Gastroenterologist Dr Ramananda Kamath has been recognised for his contributions to the specialty in the Australia Day Honours.
Dr Kamath was among nearly two dozen specialists included in the 2024 honours list, having been granted an Order of Australia Medal (OAM).
The retired doctor received the accolade “for service to paediatric gastroenterology”, according to the award citation.
He said paediatric gastroenterology was in its infancy when he began his career, taking on the first full-time paediatric gastroenterology role at the former Children’s Hospital in Camperdown in the late 1970s.
“At the time, there was no recognised paediatric gastroenterology training program anywhere in the world, and I was the first to do it full-time in this country,” he told the limbic.
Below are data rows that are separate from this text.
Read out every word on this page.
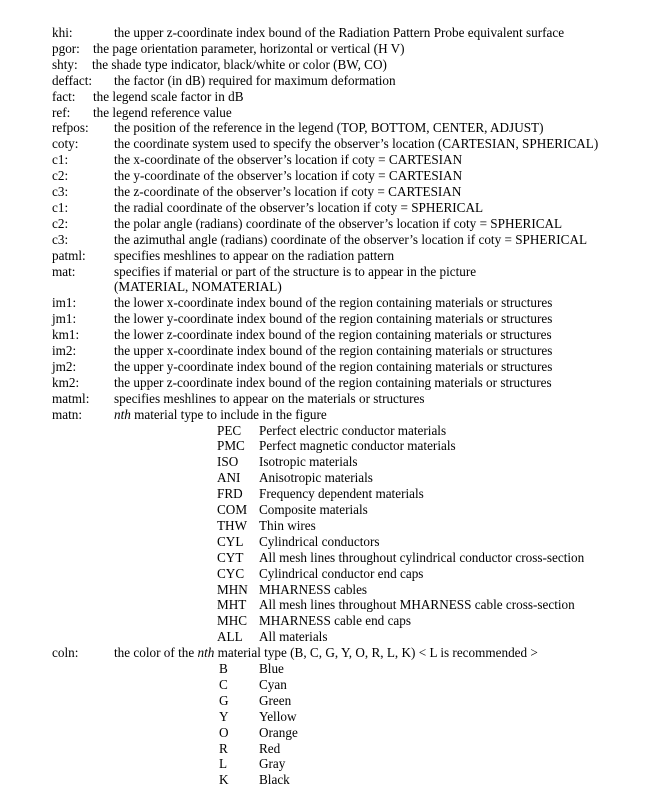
khi:	the upper z-coordinate index bound of the Radiation Pattern Probe equivalent surface
pgor: the page orientation parameter, horizontal or vertical (H V)
shty: the shade type indicator, black/white or color (BW, CO)
deffact: the factor (in dB) required for maximum deformation
fact: the legend scale factor in dB
ref: the legend reference value
refpos: the position of the reference in the legend (TOP, BOTTOM, CENTER, ADJUST)
coty:	the coordinate system used to specify the observer’s location (CARTESIAN, SPHERICAL)
c1:	the x-coordinate of the observer’s location if coty = CARTESIAN
c2:	the y-coordinate of the observer’s location if coty = CARTESIAN
c3:	the z-coordinate of the observer’s location if coty = CARTESIAN
c1:	the radial coordinate of the observer’s location if coty = SPHERICAL
c2:	the polar angle (radians) coordinate of the observer’s location if coty = SPHERICAL
c3:	the azimuthal angle (radians) coordinate of the observer’s location if coty = SPHERICAL
patml: specifies meshlines to appear on the radiation pattern
mat:	specifies if material or part of the structure is to appear in the picture
(MATERIAL, NOMATERIAL)
im1:	the lower x-coordinate index bound of the region containing materials or structures
jm1:	the lower y-coordinate index bound of the region containing materials or structures
km1:	the lower z-coordinate index bound of the region containing materials or structures
im2:	the upper x-coordinate index bound of the region containing materials or structures
jm2:	the upper y-coordinate index bound of the region containing materials or structures
km2:	the upper z-coordinate index bound of the region containing materials or structures
matml: specifies meshlines to appear on the materials or structures
matn: nth material type to include in the figure
PEC Perfect electric conductor materials
PMC Perfect magnetic conductor materials
ISO Isotropic materials
ANI Anisotropic materials
FRD Frequency dependent materials
COM Composite materials
THW Thin wires
CYL Cylindrical conductors
CYT All mesh lines throughout cylindrical conductor cross-section
CYC Cylindrical conductor end caps
MHN MHARNESS cables
MHT All mesh lines throughout MHARNESS cable cross-section
MHC MHARNESS cable end caps
ALL All materials
coln:	the color of the nth material type (B, C, G, Y, O, R, L, K) < L is recommended >
B Blue
C Cyan
G Green
Y Yellow
O Orange
R Red
L Gray
K Black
![](https://thelimbic.com/wordpress/wp-content/uploads/2024/01/Dr-Ramananda-Kamath.png)
Dr Ramananda Kamath
He recalls major clinical challenges in that period of rapidly evolving understanding, while inter-specialty politics also kept life interesting.
“When I came here, I was titled as a gastroenterologist, but anything other than biopsy of the small intestine was to be referred to somebody else,” he said.
“For example, when I first did flexible endoscopy of the oesophagus, the ENT surgeon came into my room and tried to tell me to stop. What I did was ask my registrars not to put oesophagoscopy on my list, write upper GI endoscopy instead.”